Figures in dripping macintoshes entered by ones and twos through the street door, and soon Hale could hear the phrases "Brandenburger Tor"-as well as "boot" and "Teufel," boat and devil-in the louder conversations from the other tables.

But no one was sitting close to them, and he needed to at least refer to the events of the evening, so he leaned forward-Elena looked up at him warily, and after a moment's hesitation he said in French, "We wound up wrecking the monster's boat."

She didn't stop frowning, but a nervous smile kinked her swelling mouth, and in spite of her white hair she looked very young. "That's right," she said in a low voice. "It wasn't still on the truck, at the end."

Hale took a deep breath. "The thing in the sky-" he began.

"Don't speak of it!" She shook her head and then took a noisy sip of brandy, wincing at the alcohol on her cut lip. "We will speak of worldly things only.
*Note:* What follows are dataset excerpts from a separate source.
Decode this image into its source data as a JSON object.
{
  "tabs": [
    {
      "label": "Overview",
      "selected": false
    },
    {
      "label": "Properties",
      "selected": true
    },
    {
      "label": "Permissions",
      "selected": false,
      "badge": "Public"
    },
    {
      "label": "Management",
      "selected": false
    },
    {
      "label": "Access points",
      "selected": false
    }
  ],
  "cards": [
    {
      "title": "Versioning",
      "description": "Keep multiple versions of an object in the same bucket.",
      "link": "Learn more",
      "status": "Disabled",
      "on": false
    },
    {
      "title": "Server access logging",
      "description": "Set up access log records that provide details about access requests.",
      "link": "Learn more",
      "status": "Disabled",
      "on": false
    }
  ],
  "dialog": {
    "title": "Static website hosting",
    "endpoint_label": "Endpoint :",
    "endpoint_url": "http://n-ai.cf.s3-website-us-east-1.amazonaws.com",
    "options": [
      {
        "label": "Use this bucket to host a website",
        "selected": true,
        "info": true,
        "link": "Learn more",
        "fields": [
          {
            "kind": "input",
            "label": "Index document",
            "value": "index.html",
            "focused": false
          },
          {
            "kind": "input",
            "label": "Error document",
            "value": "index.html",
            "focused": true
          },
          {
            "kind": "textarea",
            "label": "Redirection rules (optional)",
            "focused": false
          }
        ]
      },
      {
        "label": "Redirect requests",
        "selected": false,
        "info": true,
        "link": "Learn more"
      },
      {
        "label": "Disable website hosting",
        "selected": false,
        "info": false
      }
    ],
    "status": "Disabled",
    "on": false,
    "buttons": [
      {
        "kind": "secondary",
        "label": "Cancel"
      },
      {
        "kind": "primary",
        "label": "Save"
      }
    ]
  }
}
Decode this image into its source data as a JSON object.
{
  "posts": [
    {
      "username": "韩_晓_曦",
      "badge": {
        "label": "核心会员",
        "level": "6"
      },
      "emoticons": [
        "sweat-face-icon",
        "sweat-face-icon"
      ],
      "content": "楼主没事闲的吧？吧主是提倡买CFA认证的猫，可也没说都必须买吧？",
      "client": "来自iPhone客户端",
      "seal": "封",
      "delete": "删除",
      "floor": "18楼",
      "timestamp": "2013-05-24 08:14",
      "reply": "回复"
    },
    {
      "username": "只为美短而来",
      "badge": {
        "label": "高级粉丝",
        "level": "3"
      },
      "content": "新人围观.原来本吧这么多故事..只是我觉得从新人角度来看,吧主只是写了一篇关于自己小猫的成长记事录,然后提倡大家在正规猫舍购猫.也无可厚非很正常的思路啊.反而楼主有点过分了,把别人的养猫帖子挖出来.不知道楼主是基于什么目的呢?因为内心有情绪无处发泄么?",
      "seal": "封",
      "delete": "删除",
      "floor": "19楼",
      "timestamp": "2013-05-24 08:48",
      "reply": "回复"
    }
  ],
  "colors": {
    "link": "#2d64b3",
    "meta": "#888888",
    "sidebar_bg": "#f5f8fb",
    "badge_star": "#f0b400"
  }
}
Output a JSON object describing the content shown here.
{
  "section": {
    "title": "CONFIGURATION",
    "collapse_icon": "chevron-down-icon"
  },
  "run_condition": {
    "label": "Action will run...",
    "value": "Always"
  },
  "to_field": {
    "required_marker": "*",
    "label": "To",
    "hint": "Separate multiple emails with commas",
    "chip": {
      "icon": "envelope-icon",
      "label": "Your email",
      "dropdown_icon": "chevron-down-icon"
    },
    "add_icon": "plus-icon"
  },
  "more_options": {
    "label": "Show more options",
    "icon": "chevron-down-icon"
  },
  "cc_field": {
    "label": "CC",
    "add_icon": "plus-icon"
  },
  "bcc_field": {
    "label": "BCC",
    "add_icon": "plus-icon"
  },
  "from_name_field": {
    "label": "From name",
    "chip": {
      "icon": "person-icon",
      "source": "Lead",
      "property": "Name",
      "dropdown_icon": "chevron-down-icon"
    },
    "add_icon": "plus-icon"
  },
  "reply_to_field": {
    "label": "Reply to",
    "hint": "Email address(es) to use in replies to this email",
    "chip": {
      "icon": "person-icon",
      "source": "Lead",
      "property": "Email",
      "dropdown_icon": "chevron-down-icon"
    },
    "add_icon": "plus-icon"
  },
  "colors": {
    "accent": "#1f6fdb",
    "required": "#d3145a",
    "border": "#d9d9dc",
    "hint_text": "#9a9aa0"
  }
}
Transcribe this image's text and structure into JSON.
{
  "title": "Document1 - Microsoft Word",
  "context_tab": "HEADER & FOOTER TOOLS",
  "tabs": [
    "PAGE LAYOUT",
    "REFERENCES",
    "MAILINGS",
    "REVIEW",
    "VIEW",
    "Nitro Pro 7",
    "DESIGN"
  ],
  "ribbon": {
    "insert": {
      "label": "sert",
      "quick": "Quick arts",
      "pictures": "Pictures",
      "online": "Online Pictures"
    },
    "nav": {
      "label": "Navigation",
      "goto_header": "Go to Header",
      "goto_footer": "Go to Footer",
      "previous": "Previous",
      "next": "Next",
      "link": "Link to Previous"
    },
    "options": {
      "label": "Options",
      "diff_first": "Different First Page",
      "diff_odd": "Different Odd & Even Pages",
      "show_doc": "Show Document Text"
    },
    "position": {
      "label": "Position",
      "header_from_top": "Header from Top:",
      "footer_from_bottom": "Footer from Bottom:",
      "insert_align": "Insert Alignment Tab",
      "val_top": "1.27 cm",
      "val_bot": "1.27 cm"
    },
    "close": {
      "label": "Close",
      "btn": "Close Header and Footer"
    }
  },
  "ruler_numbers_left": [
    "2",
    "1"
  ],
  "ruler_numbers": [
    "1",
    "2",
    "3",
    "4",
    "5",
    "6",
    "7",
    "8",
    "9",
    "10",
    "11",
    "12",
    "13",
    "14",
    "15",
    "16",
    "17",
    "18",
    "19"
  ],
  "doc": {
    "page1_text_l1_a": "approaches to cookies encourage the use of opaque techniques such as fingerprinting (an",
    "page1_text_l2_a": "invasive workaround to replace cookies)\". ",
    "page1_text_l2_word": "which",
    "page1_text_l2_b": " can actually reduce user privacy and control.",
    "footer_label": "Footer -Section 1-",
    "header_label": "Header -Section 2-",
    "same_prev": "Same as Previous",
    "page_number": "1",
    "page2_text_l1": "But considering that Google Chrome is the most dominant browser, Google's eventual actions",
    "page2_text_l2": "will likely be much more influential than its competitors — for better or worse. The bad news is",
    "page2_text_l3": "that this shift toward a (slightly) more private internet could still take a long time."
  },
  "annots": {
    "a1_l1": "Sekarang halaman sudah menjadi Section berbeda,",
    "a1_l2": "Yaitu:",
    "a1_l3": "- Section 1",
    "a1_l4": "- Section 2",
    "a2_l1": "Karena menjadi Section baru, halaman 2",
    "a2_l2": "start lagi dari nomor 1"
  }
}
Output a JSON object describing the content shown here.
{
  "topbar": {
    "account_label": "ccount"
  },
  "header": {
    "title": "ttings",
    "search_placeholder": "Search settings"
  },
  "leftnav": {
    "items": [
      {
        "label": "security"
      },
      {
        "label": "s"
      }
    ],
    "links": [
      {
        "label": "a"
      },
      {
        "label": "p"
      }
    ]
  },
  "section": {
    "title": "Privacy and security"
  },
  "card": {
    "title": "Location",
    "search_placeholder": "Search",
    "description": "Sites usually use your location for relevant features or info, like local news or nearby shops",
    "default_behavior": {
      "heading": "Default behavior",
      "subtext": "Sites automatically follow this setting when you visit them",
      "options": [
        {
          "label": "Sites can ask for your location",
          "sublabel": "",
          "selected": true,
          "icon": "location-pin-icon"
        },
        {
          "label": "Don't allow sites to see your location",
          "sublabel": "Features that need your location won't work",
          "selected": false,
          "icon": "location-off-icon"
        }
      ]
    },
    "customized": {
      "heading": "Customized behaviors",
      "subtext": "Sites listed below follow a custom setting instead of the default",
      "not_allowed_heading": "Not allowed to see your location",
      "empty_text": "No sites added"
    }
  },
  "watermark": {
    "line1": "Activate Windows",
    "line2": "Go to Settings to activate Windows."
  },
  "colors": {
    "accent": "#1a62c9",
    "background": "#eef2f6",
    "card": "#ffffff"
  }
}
Claude-Cassagnac-he would not have told you about the Shihab meteor-bullet, if he had thought we might survive."

Hale sighed. "Well, the meteor-bullet didn't work, in any case."

"No," she said bleakly, "it did-not-work." She looked straight into his eyes then, and suddenly he felt the warmth of the brandy. Her voice when she spoke again, though, was brisk. "And on the same assumption he told you that we are working for the French DGSS. I would venture to declare," she went on, using the French infinitive declarer, "that you are working for the British secret service now...?"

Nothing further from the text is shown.